Só café, duplo, hoje só café e nada mais à boca que já me basta o que mastigo para mim numa pergunta-resposta do que podería ter dito, não disse tudo, nunca se diz tudo, fica sempre um resto depositado entre a língua e o céu da boca e a esperança que do outro lado haja lingua e céu da boca capazes bastante de saber as mesmas palavras.
Na mesa ao lado um homem de óculos pousados na cabeça vai comendo letras ao jornal, esquece o café, a colher dentro da chávena branca. Não lê, aproveita o biombo das páginas impressas para me observar, sinto-o, sei que me olha cheio de interrogações, que será que escrevo eu, enchendo folhas de um lado e de outro, de relance largo caneta e miro-o, sacode o jornal, esconde-se, entre a lingua e o céu da boca fala, há uma mulher na mesa ao lado da minha que tenta desesperadamente aguentar as lágrimas e escreve, muito, gostava de saber o que escreve, a quem escreve.
Não escrevo a ninguém, alivio-me de palavras que ficaram por desenhar, não disse adeus.

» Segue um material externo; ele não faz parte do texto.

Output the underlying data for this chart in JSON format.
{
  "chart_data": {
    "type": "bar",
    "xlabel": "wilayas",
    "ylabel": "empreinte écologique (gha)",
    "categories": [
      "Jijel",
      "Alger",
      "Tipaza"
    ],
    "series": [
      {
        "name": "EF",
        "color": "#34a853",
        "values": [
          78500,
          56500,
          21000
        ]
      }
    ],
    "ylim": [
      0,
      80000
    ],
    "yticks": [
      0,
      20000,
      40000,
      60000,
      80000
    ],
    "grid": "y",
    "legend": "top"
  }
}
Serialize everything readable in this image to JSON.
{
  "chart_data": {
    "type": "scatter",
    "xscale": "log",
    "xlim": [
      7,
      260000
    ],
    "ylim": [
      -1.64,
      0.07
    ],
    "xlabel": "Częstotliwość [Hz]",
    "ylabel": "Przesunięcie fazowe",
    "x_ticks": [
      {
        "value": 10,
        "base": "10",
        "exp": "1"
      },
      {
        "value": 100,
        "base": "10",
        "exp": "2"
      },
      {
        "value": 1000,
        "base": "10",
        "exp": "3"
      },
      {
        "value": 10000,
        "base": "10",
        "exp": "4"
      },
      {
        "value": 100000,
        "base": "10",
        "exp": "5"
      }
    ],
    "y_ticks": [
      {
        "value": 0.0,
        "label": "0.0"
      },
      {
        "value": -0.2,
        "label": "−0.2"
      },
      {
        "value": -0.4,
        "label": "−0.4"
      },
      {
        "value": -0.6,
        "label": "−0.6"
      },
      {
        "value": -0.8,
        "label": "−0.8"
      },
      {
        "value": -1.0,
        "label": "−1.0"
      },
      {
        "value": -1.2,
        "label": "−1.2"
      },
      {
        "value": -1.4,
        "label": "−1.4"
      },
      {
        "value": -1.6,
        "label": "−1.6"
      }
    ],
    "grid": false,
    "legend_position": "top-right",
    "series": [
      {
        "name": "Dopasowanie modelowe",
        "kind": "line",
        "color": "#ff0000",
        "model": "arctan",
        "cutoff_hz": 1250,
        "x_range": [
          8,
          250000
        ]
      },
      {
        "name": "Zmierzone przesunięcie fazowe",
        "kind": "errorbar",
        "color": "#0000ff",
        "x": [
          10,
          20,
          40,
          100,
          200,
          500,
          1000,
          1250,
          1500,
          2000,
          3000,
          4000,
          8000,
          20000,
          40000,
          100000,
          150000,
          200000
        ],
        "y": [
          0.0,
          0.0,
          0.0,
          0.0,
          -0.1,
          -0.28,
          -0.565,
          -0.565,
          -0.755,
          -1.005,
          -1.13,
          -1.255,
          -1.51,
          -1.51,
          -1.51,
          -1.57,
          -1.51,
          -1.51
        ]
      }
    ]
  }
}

O café frio é igual ao café duplo sem açucar, são esquecimentos, são bocas que se fecham, são o adeus não dito, e assim sendo posso oferecer à saída a folha que tanto escrevi. O homem na mesa ao lado recebe-a e finalmente lê.
(in Eu na Versailles, escritos improváveis, C.G.- Novembro/2005)
11 comentários:
que presente original! acredito que o tivesses mesmo feito...:)
bj e boa semana
marisa
Marisa,
Não sei se o homem o considerou como tal... mas que ficou surpreendido ficou!
Embora naquele tempo eu fosse assídua da Versailles não o voltei a encontrar por lá.
Ainda bem. Assim foi mais engraçado.
Um beijo para ti, para o Reno
Boa semana!
fiquei com curiosidade de saber o que escrevias,tu e os outros,
tantos mundos nos cafés.
ficou com medo que tivesse de (cor)responder à altura...
obrigada, bom semana também para ti na companhia do Tejo
um beijo
marisa
Margarida
(2em1)
Só eu escrevía.
Queres mesmo saber?
Escrevi o que não disse a um homem que partiu para Israel e nunca mais vi nem voltarei a ver. Ambos o sabíamos.
Mas eu não gosto de despedidas.
Alguns cafés são universos paralelos. Misticos. Quando entro num gosto de observar alguns detalhes em exclusivo. Por exemplo, num dia só olho para as mãos; num outro só analiso as cores que trazem vestidas.
Manias...
Marisa,
Acho que a surpresa foi tanta (ou o susto) que nem teve reacção!
Bom... Eu também não lhe dei tempo, a minha cabeça andava longe nesse dia...
Um beijo, MUITO GRANDE!
Estou actualmente limitada a cafés com espaço para fumadores.
Não consigo escrever sem fumar.
E quando me sento num café, não é para o café, é para escrever.
Ha muitos homens distraidos nos cafés. Distraem-se com as letras que outros vendem e sonham o mundo que fora do café existe.
às vezes parecem-me meio mortos.
quando passo por eles, tenho medo que a deslocação de ar, os desloque também...para outro mundo.
Felizmente o teu homem do café ainda estava vivo e sabia ler.
Nos gestos.
:)
Arabica,
Finalmente!
Haja alguém que não tem receios de se afirmar fumador!
E escritor!
E que do café faz cómodo para despejar e beber letras.
Concordo contigo. Anda por aí muita gente que perdeu os olhos, a boca, o coração. Mas não só nos cafés.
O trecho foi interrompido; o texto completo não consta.